The parts of the job AI handles badly are the parts to lean into. PwC found the new tasks being added to AI-exposed roles are about 2.5 times more likely to need empathy, judgment, and creativity than the tasks they replace. Owning an ambiguous problem, explaining your reasoning, working well with people: those are getting more valuable, not less.

And a lot of this now gets settled in the interview. If a company is hiring a junior specifically to exercise judgment, they’ll probe for it, usually by asking you to talk through something messy you handled and pushing on the parts you gloss over. That’s a skill, and like any skill it responds to practice against something that actually pushes back instead of nodding along.

The honest read

The entry-level market is harder, and the bar has shifted toward skills that used to take years to build. It’s fair to be frustrated by that. But the same shift is why a candidate who can show judgment early stands out more than they would have five years ago. The distance between an average applicant and a sharp one is wider now, and that’s the part you can do something about.

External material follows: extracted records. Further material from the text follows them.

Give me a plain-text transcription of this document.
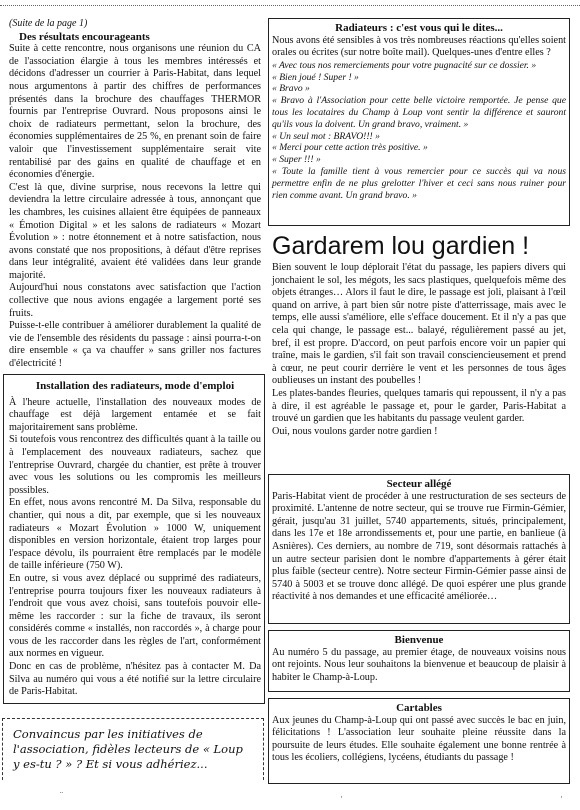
(Suite de la page 1)

Des résultats encourageants

Suite à cette rencontre, nous organisons une réunion du CA de l'association élargie à tous les membres intéressés et décidons d'adresser un courrier à Paris-Habitat, dans lequel nous argumentons à partir des chiffres de performances présentés dans la brochure des chauffages THERMOR fournis par l'entreprise Ouvrard. Nous proposons ainsi le choix de radiateurs permettant, selon la brochure, des économies supplémentaires de 25 %, en prenant soin de faire valoir que l'investissement supplémentaire serait vite rentabilisé par des gains en qualité de chauffage et en économies d'énergie.

C'est là que, divine surprise, nous recevons la lettre qui deviendra la lettre circulaire adressée à tous, annonçant que les chambres, les cuisines allaient être équipées de panneaux « Émotion Digital » et les salons de radiateurs « Mozart Évolution » : notre étonnement et à notre satisfaction, nous avons constaté que nos propositions, à défaut d'être reprises dans leur intégralité, avaient été validées dans leur grande majorité.

Aujourd'hui nous constatons avec satisfaction que l'action collective que nous avions engagée a largement porté ses fruits.

Puisse-t-elle contribuer à améliorer durablement la qualité de vie de l'ensemble des résidents du passage : ainsi pourra-t-on dire ensemble « ça va chauffer » sans griller nos factures d'électricité !

Installation des radiateurs, mode d'emploi

À l'heure actuelle, l'installation des nouveaux modes de chauffage est déjà largement entamée et se fait majoritairement sans problème.

Si toutefois vous rencontrez des difficultés quant à la taille ou à l'emplacement des nouveaux radiateurs, sachez que l'entreprise Ouvrard, chargée du chantier, est prête à trouver avec vous les solutions ou les compromis les meilleurs possibles.

En effet, nous avons rencontré M. Da Silva, responsable du chantier, qui nous a dit, par exemple, que si les nouveaux radiateurs « Mozart Évolution » 1000 W, uniquement disponibles en version horizontale, étaient trop larges pour l'espace dévolu, ils pourraient être remplacés par le modèle de taille inférieure (750 W).

En outre, si vous avez déplacé ou supprimé des radiateurs, l'entreprise pourra toujours fixer les nouveaux radiateurs à l'endroit que vous avez choisi, sans toutefois pouvoir elle-même les raccorder : sur la fiche de travaux, ils seront considérés comme « installés, non raccordés », à charge pour vous de les raccorder dans les règles de l'art, conformément aux normes en vigueur.

Donc en cas de problème, n'hésitez pas à contacter M. Da Silva au numéro qui vous a été notifié sur la lettre circulaire de Paris-Habitat.

Convaincus par les initiatives de l'association, fidèles lecteurs de « Loup y es-tu ? » ? Et si vous adhériez...

Radiateurs : c'est vous qui le dites...

Nous avons été sensibles à vos très nombreuses réactions qu'elles soient orales ou écrites (sur notre boîte mail). Quelques-unes d'entre elles ?

« Avec tous nos remerciements pour votre pugnacité sur ce dossier. »

« Bien joué ! Super ! »

« Bravo »

« Bravo à l'Association pour cette belle victoire remportée. Je pense que tous les locataires du Champ à Loup vont sentir la différence et sauront qu'ils vous la doivent. Un grand bravo, vraiment. »

« Un seul mot : BRAVO!!! »

« Merci pour cette action très positive. »

« Super !!! »

« Toute la famille tient à vous remercier pour ce succès qui va nous permettre enfin de ne plus grelotter l'hiver et ceci sans nous ruiner pour rien comme avant. Un grand bravo. »

Gardarem lou gardien !

Bien souvent le loup déplorait l'état du passage, les papiers divers qui jonchaient le sol, les mégots, les sacs plastiques, quelquefois même des objets étranges… Alors il faut le dire, le passage est joli, plaisant à l'œil quand on arrive, à part bien sûr notre piste d'atterrissage, mais avec le temps, elle aussi s'améliore, elle s'efface doucement. Et il n'y a pas que cela qui change, le passage est... balayé, régulièrement passé au jet, bref, il est propre. D'accord, on peut parfois encore voir un papier qui traîne, mais le gardien, s'il fait son travail consciencieusement et prend à cœur, ne peut courir derrière le vent et les personnes de tous âges oublieuses un instant des poubelles !

Les plates-bandes fleuries, quelques tamaris qui repoussent, il n'y a pas à dire, il est agréable le passage et, pour le garder, Paris-Habitat a trouvé un gardien que les habitants du passage veulent garder.

Oui, nous voulons garder notre gardien !

Secteur allégé

Paris-Habitat vient de procéder à une restructuration de ses secteurs de proximité. L'antenne de notre secteur, qui se trouve rue Firmin-Gémier, gérait, jusqu'au 31 juillet, 5740 appartements, situés, principalement, dans les 17e et 18e arrondissements et, pour une partie, en banlieue (à Asnières). Ces derniers, au nombre de 719, sont désormais rattachés à un autre secteur parisien dont le nombre d'appartements à gérer était plus faible (secteur centre). Notre secteur Firmin-Gémier passe ainsi de 5740 à 5003 et se trouve donc allégé. De quoi espérer une plus grande réactivité à nos demandes et une efficacité améliorée…

Bienvenue

Au numéro 5 du passage, au premier étage, de nouveaux voisins nous ont rejoints. Nous leur souhaitons la bienvenue et beaucoup de plaisir à habiter le Champ-à-Loup.

Cartables

Aux jeunes du Champ-à-Loup qui ont passé avec succès le bac en juin, félicitations ! L'association leur souhaite pleine réussite dans la poursuite de leurs études. Elle souhaite également une bonne rentrée à tous les écoliers, collégiens, lycéens, étudiants du passage !

¨	·	·
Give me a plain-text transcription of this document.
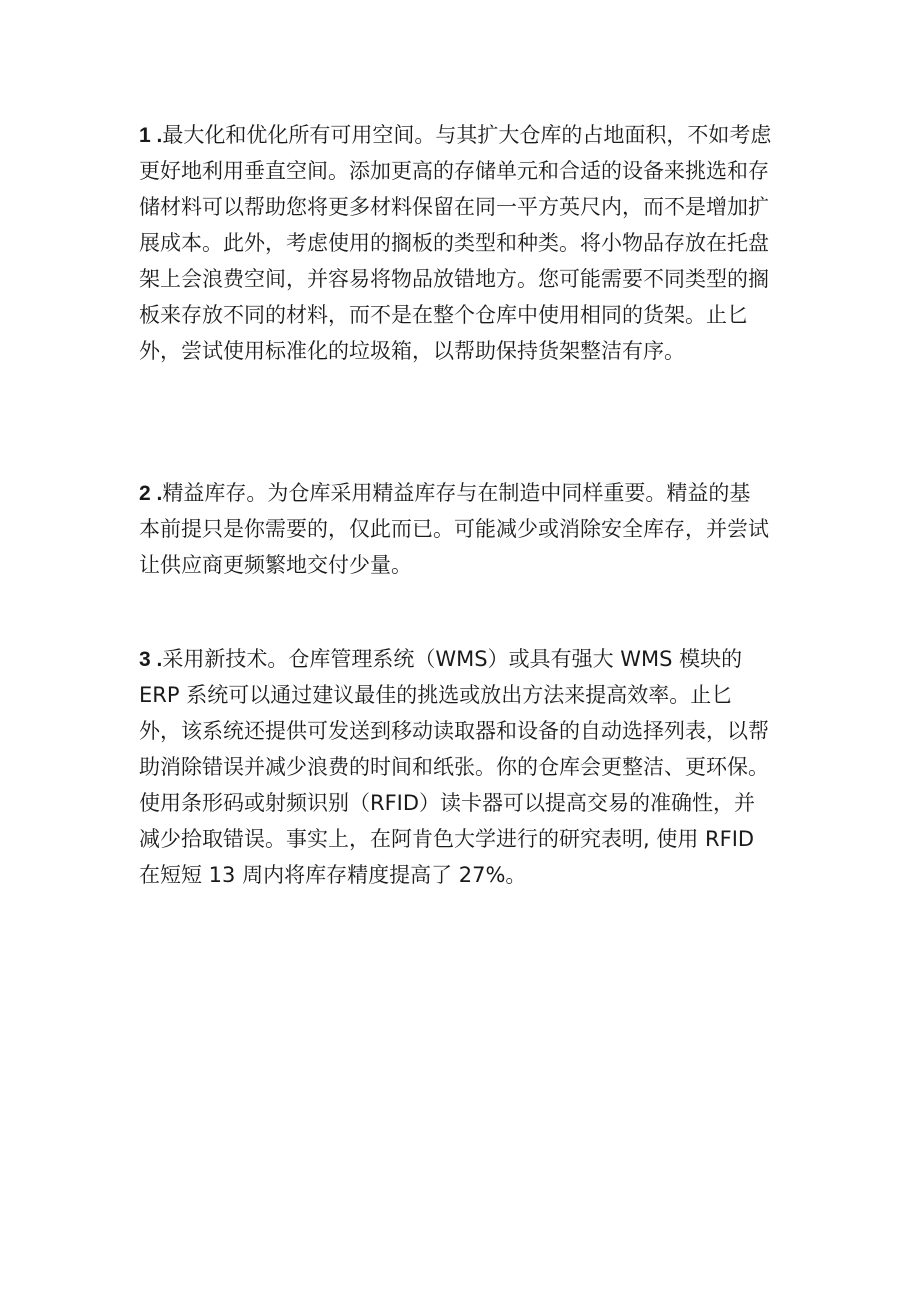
1 .最大化和优化所有可用空间。与其扩大仓库的占地面积，不如考虑
更好地利用垂直空间。添加更高的存储单元和合适的设备来挑选和存
储材料可以帮助您将更多材料保留在同一平方英尺内，而不是增加扩
展成本。此外，考虑使用的搁板的类型和种类。将小物品存放在托盘
架上会浪费空间，并容易将物品放错地方。您可能需要不同类型的搁
板来存放不同的材料，而不是在整个仓库中使用相同的货架。止匕
外，尝试使用标准化的垃圾箱，以帮助保持货架整洁有序。

2 .精益库存。为仓库采用精益库存与在制造中同样重要。精益的基
本前提只是你需要的，仅此而已。可能减少或消除安全库存，并尝试
让供应商更频繁地交付少量。

3 .采用新技术。仓库管理系统（WMS）或具有强大 WMS 模块的
ERP 系统可以通过建议最佳的挑选或放出方法来提高效率。止匕
外，该系统还提供可发送到移动读取器和设备的自动选择列表，以帮
助消除错误并减少浪费的时间和纸张。你的仓库会更整洁、更环保。
使用条形码或射频识别（RFID）读卡器可以提高交易的准确性，并
减少拾取错误。事实上，在阿肯色大学进行的研究表明, 使用 RFID
在短短 13 周内将库存精度提高了 27%。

Frequently asked questions

Are entry-level jobs actually disappearing?
Not disappearing so much as changing shape. Hiring for young workers in AI-exposed fields has slowed, and the junior roles that remain increasingly ask for judgment and communication that used to belong to more experienced staff.
Which fields are hit hardest?
Stanford's payroll analysis found the sharpest drops among workers aged 22 to 25 in software development and customer service. Fields with low AI exposure, like health aides, kept growing over the same period.
Does a degree still matter for getting hired?
Less as an automatic gate than it did. LinkedIn's data shows employers weighting demonstrated skills over titles and schools, and it projects that by 2030 most new roles won't require a four-year degree.